Your truck is 12 years old, put a cat on it and drive it like you "stole" it. Cats don't last forever and do go bad in time.


----------



## fishingcacher (Mar 29, 2008)

Most places will sell you a replacement and give you some credit when you bring in the old cat. Valuable Pt in there.


----------



## 4x4tx (Nov 13, 2005)

Avalanche is experiencing low power and sputtering off and on now...son said it died on him this week too..first I'd heard of any real issues with it other than light. So guessing cat for sure now?
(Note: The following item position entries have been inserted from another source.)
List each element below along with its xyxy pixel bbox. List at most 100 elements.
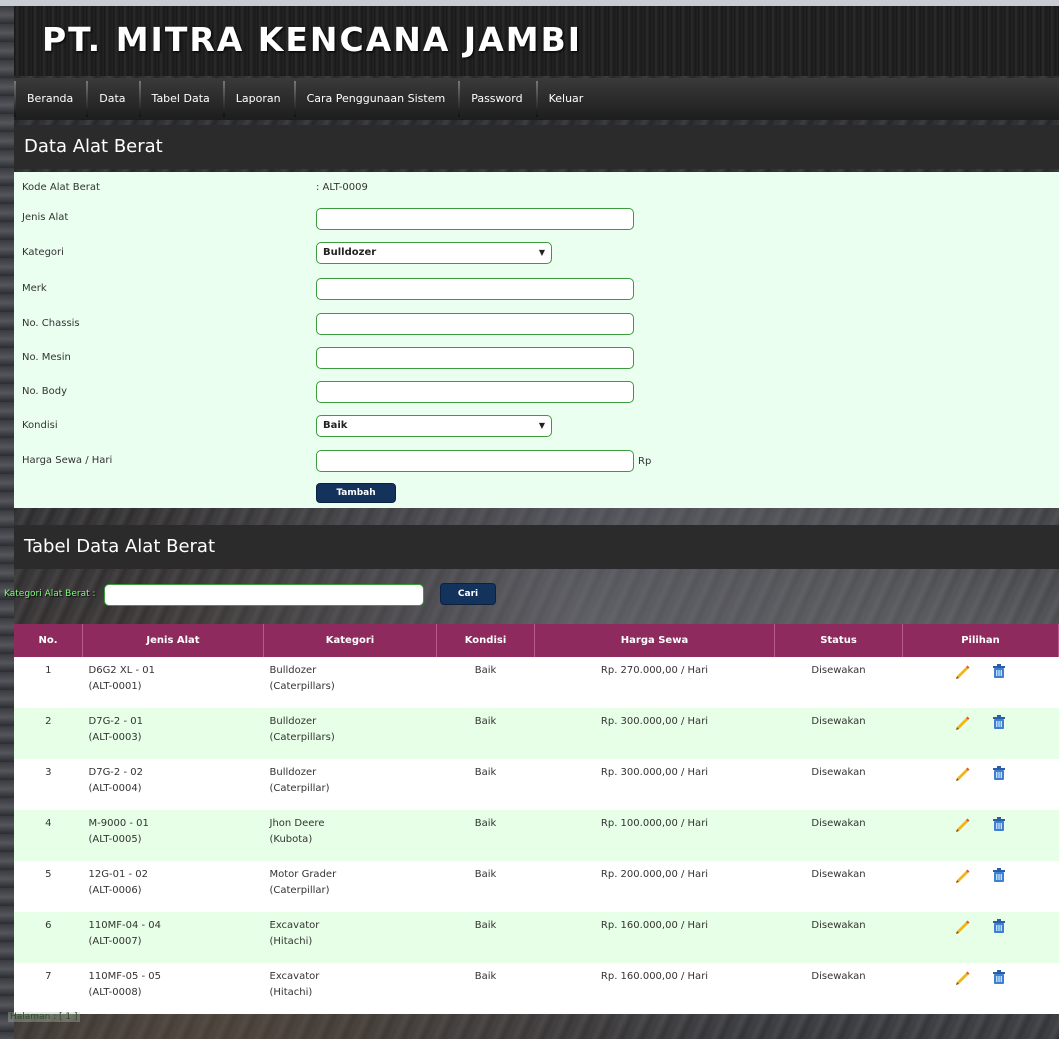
chevron-down-icon: ▼ bbox=[538, 248, 545, 257]
nav-item-laporan[interactable]: Laporan bbox=[222, 78, 294, 120]
jenis-code: (ALT-0004) bbox=[88, 783, 142, 794]
equipment-form: Kode Alat Berat : ALT-0009 Jenis Alat Ka… bbox=[14, 172, 1059, 508]
tambah-button[interactable]: Tambah bbox=[316, 483, 396, 503]
cell-kondisi: Baik bbox=[436, 810, 535, 861]
trash-delete-icon[interactable] bbox=[991, 663, 1007, 679]
col-header-jenis: Jenis Alat bbox=[82, 624, 264, 657]
form-row-body: No. Body bbox=[14, 380, 1059, 414]
nav-item-data[interactable]: Data bbox=[86, 78, 138, 120]
table-section-header: Tabel Data Alat Berat bbox=[14, 525, 1059, 569]
cell-jenis: 110MF-05 - 05 (ALT-0008) bbox=[82, 963, 264, 1014]
cell-kondisi: Baik bbox=[436, 912, 535, 963]
cell-kategori: Bulldozer (Caterpillar) bbox=[263, 759, 437, 810]
kondisi-label: Kondisi bbox=[22, 420, 58, 431]
cell-pilihan bbox=[902, 861, 1059, 912]
rp-suffix: Rp bbox=[638, 456, 652, 467]
jenis-name: 12G-01 - 02 bbox=[88, 869, 149, 880]
cell-harga: Rp. 160.000,00 / Hari bbox=[534, 912, 775, 963]
form-row-kondisi: Kondisi Baik ▼ bbox=[14, 414, 1059, 448]
table-row: 3 D7G-2 - 02 (ALT-0004) Bulldozer (Caterpi… bbox=[14, 759, 1059, 810]
jenis-name: M-9000 - 01 bbox=[88, 818, 149, 829]
jenis-alat-input[interactable] bbox=[316, 208, 634, 230]
table-row: 4 M-9000 - 01 (ALT-0005) Jhon Deere (Kubot… bbox=[14, 810, 1059, 861]
kategori-select-value: Bulldozer bbox=[323, 247, 377, 258]
table-row: 7 110MF-05 - 05 (ALT-0008) Excavator (Hita… bbox=[14, 963, 1059, 1014]
cell-no: 2 bbox=[14, 708, 83, 759]
form-section-header: Data Alat Berat bbox=[14, 125, 1059, 169]
pencil-edit-icon[interactable] bbox=[954, 867, 970, 883]
harga-input[interactable] bbox=[316, 450, 634, 472]
trash-delete-icon[interactable] bbox=[991, 765, 1007, 781]
chevron-down-icon: ▼ bbox=[538, 421, 545, 430]
chassis-input[interactable] bbox=[316, 313, 634, 335]
kategori-merk: (Kubota) bbox=[269, 834, 313, 845]
merk-input[interactable] bbox=[316, 278, 634, 300]
nav-item-cara-penggunaan[interactable]: Cara Penggunaan Sistem bbox=[293, 78, 459, 120]
trash-delete-icon[interactable] bbox=[991, 918, 1007, 934]
cell-status: Disewakan bbox=[774, 963, 903, 1014]
mesin-label: No. Mesin bbox=[22, 352, 71, 363]
form-row-mesin: No. Mesin bbox=[14, 346, 1059, 380]
trash-delete-icon[interactable] bbox=[991, 867, 1007, 883]
trash-delete-icon[interactable] bbox=[991, 816, 1007, 832]
cell-no: 1 bbox=[14, 657, 83, 708]
jenis-name: 110MF-05 - 05 bbox=[88, 971, 162, 982]
pencil-edit-icon[interactable] bbox=[954, 714, 970, 730]
col-header-harga: Harga Sewa bbox=[534, 624, 775, 657]
nav-item-keluar[interactable]: Keluar bbox=[535, 78, 597, 120]
trash-delete-icon[interactable] bbox=[991, 969, 1007, 985]
cari-button[interactable]: Cari bbox=[440, 583, 496, 605]
col-header-status: Status bbox=[774, 624, 903, 657]
site-title: PT. MITRA KENCANA JAMBI bbox=[42, 20, 583, 59]
kategori-merk: (Hitachi) bbox=[269, 936, 313, 947]
pencil-edit-icon[interactable] bbox=[954, 765, 970, 781]
cell-jenis: D6G2 XL - 01 (ALT-0001) bbox=[82, 657, 264, 708]
cell-status: Disewakan bbox=[774, 657, 903, 708]
form-row-kode: Kode Alat Berat : ALT-0009 bbox=[14, 176, 1059, 210]
kategori-merk: (Caterpillars) bbox=[269, 681, 335, 692]
cell-status: Disewakan bbox=[774, 810, 903, 861]
form-row-harga: Harga Sewa / Hari Rp bbox=[14, 449, 1059, 483]
cell-no: 7 bbox=[14, 963, 83, 1014]
table-row: 6 110MF-04 - 04 (ALT-0007) Excavator (Hita… bbox=[14, 912, 1059, 963]
pencil-edit-icon[interactable] bbox=[954, 918, 970, 934]
nav-item-tabel-data[interactable]: Tabel Data bbox=[138, 78, 223, 120]
equipment-table: No. Jenis Alat Kategori Kondisi Harga Se… bbox=[14, 624, 1059, 1014]
pencil-edit-icon[interactable] bbox=[954, 816, 970, 832]
kategori-name: Bulldozer bbox=[269, 716, 317, 727]
cell-pilihan bbox=[902, 912, 1059, 963]
nav-item-beranda[interactable]: Beranda bbox=[14, 78, 86, 120]
cell-no: 6 bbox=[14, 912, 83, 963]
cell-kondisi: Baik bbox=[436, 708, 535, 759]
cell-kategori: Jhon Deere (Kubota) bbox=[263, 810, 437, 861]
trash-delete-icon[interactable] bbox=[991, 714, 1007, 730]
category-search-input[interactable] bbox=[104, 584, 424, 606]
kategori-select[interactable]: Bulldozer ▼ bbox=[316, 242, 552, 264]
kategori-merk: (Caterpillar) bbox=[269, 783, 330, 794]
table-row: 1 D6G2 XL - 01 (ALT-0001) Bulldozer (Cater… bbox=[14, 657, 1059, 708]
body-label: No. Body bbox=[22, 386, 68, 397]
pagination[interactable]: Halaman : [ 1 ] bbox=[8, 1012, 80, 1022]
cell-jenis: 12G-01 - 02 (ALT-0006) bbox=[82, 861, 264, 912]
jenis-name: D7G-2 - 02 bbox=[88, 767, 143, 778]
cell-pilihan bbox=[902, 708, 1059, 759]
kondisi-select-value: Baik bbox=[323, 420, 348, 431]
kategori-merk: (Hitachi) bbox=[269, 987, 313, 998]
cell-pilihan bbox=[902, 657, 1059, 708]
table-row: 2 D7G-2 - 01 (ALT-0003) Bulldozer (Caterpi… bbox=[14, 708, 1059, 759]
pencil-edit-icon[interactable] bbox=[954, 969, 970, 985]
mesin-input[interactable] bbox=[316, 347, 634, 369]
cell-harga: Rp. 200.000,00 / Hari bbox=[534, 861, 775, 912]
nav-item-password[interactable]: Password bbox=[458, 78, 535, 120]
kategori-name: Excavator bbox=[269, 971, 320, 982]
jenis-code: (ALT-0005) bbox=[88, 834, 142, 845]
cell-kategori: Excavator (Hitachi) bbox=[263, 963, 437, 1014]
kondisi-select[interactable]: Baik ▼ bbox=[316, 415, 552, 437]
harga-label: Harga Sewa / Hari bbox=[22, 455, 113, 466]
body-input[interactable] bbox=[316, 381, 634, 403]
cell-pilihan bbox=[902, 810, 1059, 861]
pencil-edit-icon[interactable] bbox=[954, 663, 970, 679]
cell-harga: Rp. 160.000,00 / Hari bbox=[534, 963, 775, 1014]
jenis-code: (ALT-0003) bbox=[88, 732, 142, 743]
cell-kondisi: Baik bbox=[436, 963, 535, 1014]
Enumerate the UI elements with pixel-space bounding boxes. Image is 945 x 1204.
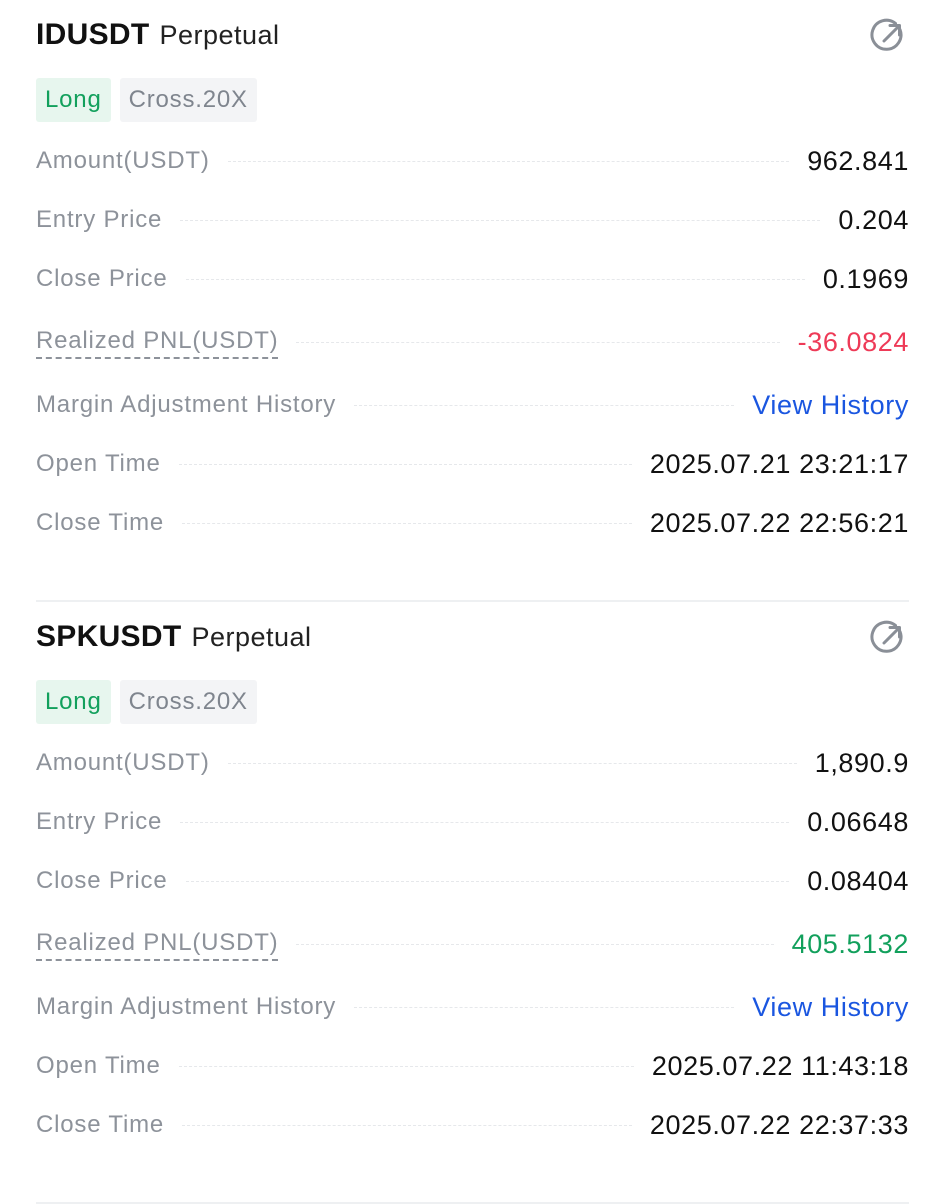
leader-line [185, 278, 805, 280]
realized-pnl-row: Realized PNL(USDT) 405.5132 [36, 924, 909, 964]
close-price-row: Close Price 0.1969 [36, 259, 909, 299]
open-time-value: 2025.07.21 23:21:17 [649, 448, 909, 479]
contract-type: Perpetual [191, 621, 312, 652]
close-time-label: Close Time [36, 1111, 165, 1138]
entry-price-value: 0.204 [838, 204, 909, 235]
amount-value: 962.841 [807, 145, 909, 176]
position-card: SPKUSDT Perpetual Long Cross.20X Amount(… [36, 602, 909, 1204]
close-time-row: Close Time 2025.07.22 22:56:21 [36, 503, 909, 543]
close-price-value: 0.1969 [822, 263, 909, 294]
contract-type: Perpetual [159, 19, 280, 50]
realized-pnl-row: Realized PNL(USDT) -36.0824 [36, 322, 909, 362]
entry-price-label: Entry Price [36, 206, 163, 233]
amount-label: Amount(USDT) [36, 749, 210, 776]
leader-line [296, 341, 780, 343]
entry-price-value: 0.06648 [807, 806, 909, 837]
position-card: IDUSDT Perpetual Long Cross.20X Amount(U… [36, 0, 909, 602]
margin-history-label: Margin Adjustment History [36, 391, 337, 418]
close-price-label: Close Price [36, 265, 168, 292]
position-header: IDUSDT Perpetual [36, 14, 909, 56]
close-price-label: Close Price [36, 867, 168, 894]
leader-line [296, 943, 774, 945]
close-price-value: 0.08404 [807, 865, 909, 896]
view-history-link[interactable]: View History [752, 390, 909, 421]
realized-pnl-label[interactable]: Realized PNL(USDT) [36, 326, 279, 359]
leader-line [354, 1006, 735, 1008]
close-time-label: Close Time [36, 509, 165, 536]
margin-mode-badge: Cross.20X [119, 78, 257, 122]
margin-mode-badge: Cross.20X [119, 680, 257, 724]
realized-pnl-value: 405.5132 [791, 928, 909, 959]
leader-line [182, 522, 632, 524]
leader-line [227, 160, 790, 162]
position-tags: Long Cross.20X [36, 78, 257, 122]
position-header: SPKUSDT Perpetual [36, 616, 909, 658]
entry-price-row: Entry Price 0.204 [36, 200, 909, 240]
entry-price-row: Entry Price 0.06648 [36, 802, 909, 842]
leader-line [227, 762, 797, 764]
entry-price-label: Entry Price [36, 808, 163, 835]
margin-history-row: Margin Adjustment History View History [36, 987, 909, 1027]
open-time-value: 2025.07.22 11:43:18 [651, 1050, 909, 1081]
side-badge: Long [36, 78, 111, 122]
close-price-row: Close Price 0.08404 [36, 861, 909, 901]
share-button[interactable] [869, 16, 909, 56]
close-time-row: Close Time 2025.07.22 22:37:33 [36, 1105, 909, 1145]
margin-history-row: Margin Adjustment History View History [36, 385, 909, 425]
share-arrow-icon [870, 620, 903, 653]
leader-line [354, 404, 735, 406]
margin-history-label: Margin Adjustment History [36, 993, 337, 1020]
position-symbol: IDUSDT [36, 18, 150, 51]
leader-line [180, 219, 821, 221]
open-time-row: Open Time 2025.07.21 23:21:17 [36, 444, 909, 484]
amount-row: Amount(USDT) 1,890.9 [36, 743, 909, 783]
open-time-row: Open Time 2025.07.22 11:43:18 [36, 1046, 909, 1086]
share-button[interactable] [869, 618, 909, 658]
position-symbol: SPKUSDT [36, 620, 182, 653]
side-badge: Long [36, 680, 111, 724]
position-tags: Long Cross.20X [36, 680, 257, 724]
open-time-label: Open Time [36, 450, 161, 477]
leader-line [185, 880, 790, 882]
close-time-value: 2025.07.22 22:37:33 [649, 1109, 909, 1140]
realized-pnl-label[interactable]: Realized PNL(USDT) [36, 928, 279, 961]
leader-line [178, 1065, 634, 1067]
leader-line [180, 821, 790, 823]
realized-pnl-value: -36.0824 [797, 326, 909, 357]
amount-value: 1,890.9 [814, 747, 909, 778]
view-history-link[interactable]: View History [752, 992, 909, 1023]
leader-line [182, 1124, 632, 1126]
amount-row: Amount(USDT) 962.841 [36, 141, 909, 181]
open-time-label: Open Time [36, 1052, 161, 1079]
close-time-value: 2025.07.22 22:56:21 [649, 507, 909, 538]
amount-label: Amount(USDT) [36, 147, 210, 174]
share-arrow-icon [870, 18, 903, 51]
leader-line [178, 463, 632, 465]
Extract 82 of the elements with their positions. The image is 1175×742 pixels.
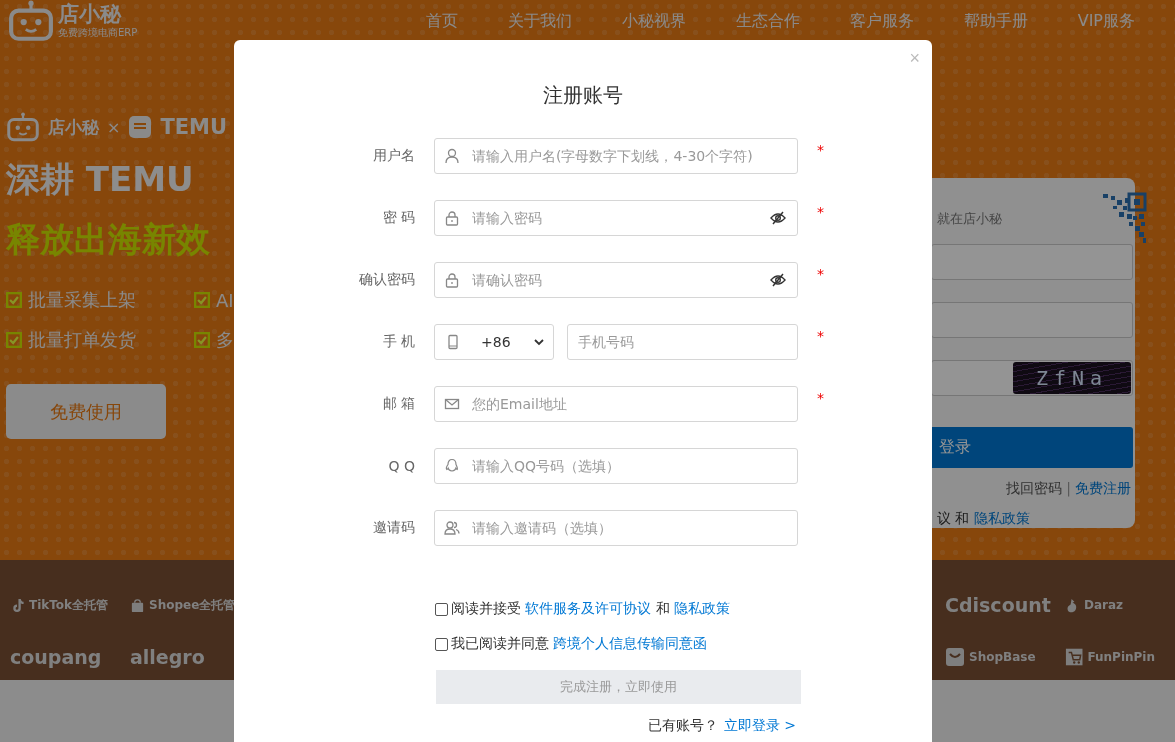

Sent from my iPad using Tapatalk


----------



## iamatt (Aug 28, 2012)

Cat should be warrantied for 80K Miles.

Sent from my ONE E1005 using Tapatalk


----------



## JFolm (Apr 22, 2012)

4x4tx said:


> Avalanche is experiencing low power and sputtering off and on now...son said it died on him this week too..first I'd heard of any real issues with it other than light. So guessing cat for sure now?
> 
> Sent from my iPad using Tapatalk


Have you ever changed the plugs. And yes it's worth it to change a bad front O2 sensor. Those are the most important ones.


----------



## iamatt (Aug 28, 2012)

JFolm said:


> Have you ever changed the plugs. And yes it's worth it to change a bad front O2 sensor. Those are the most important ones.


Don't. Cheap out. Get Bosch. Been there done that. Front one right off exhaust manifold usually all we ever need to replace.

Sent from my ONE E1005 using Tapatalk


----------



## Camarowithbass (Jul 6, 2011)

Had code P0300 on my 6.0L escalade.

I replaced plugs ,wires,map sensor, MAF sensor, all 02 sensors , knock sensors,intake manifold gaskets , and a few other things I can't recall. 

After all of this it still ran like ****, took it to the mechanic and for $160 he fixed me up with a new cat.


Sent from my SAMSUNG-SM-N910A using Tapatalk


----------



## dannyw (Nov 20, 2011)

Plug in a good code reader and go to the option that tells you sensor outputs. One of them will be bank one Front O2 sensor. It will display a voltage. If the O2 sensor is working correctly it will cycle between .1 to .9 volts. If it stays low, less than .45, it's a bad O2 sensor and it will run rich and cause your problems without throwing a code. It should cycle low then high 40-60 times a minute.


----------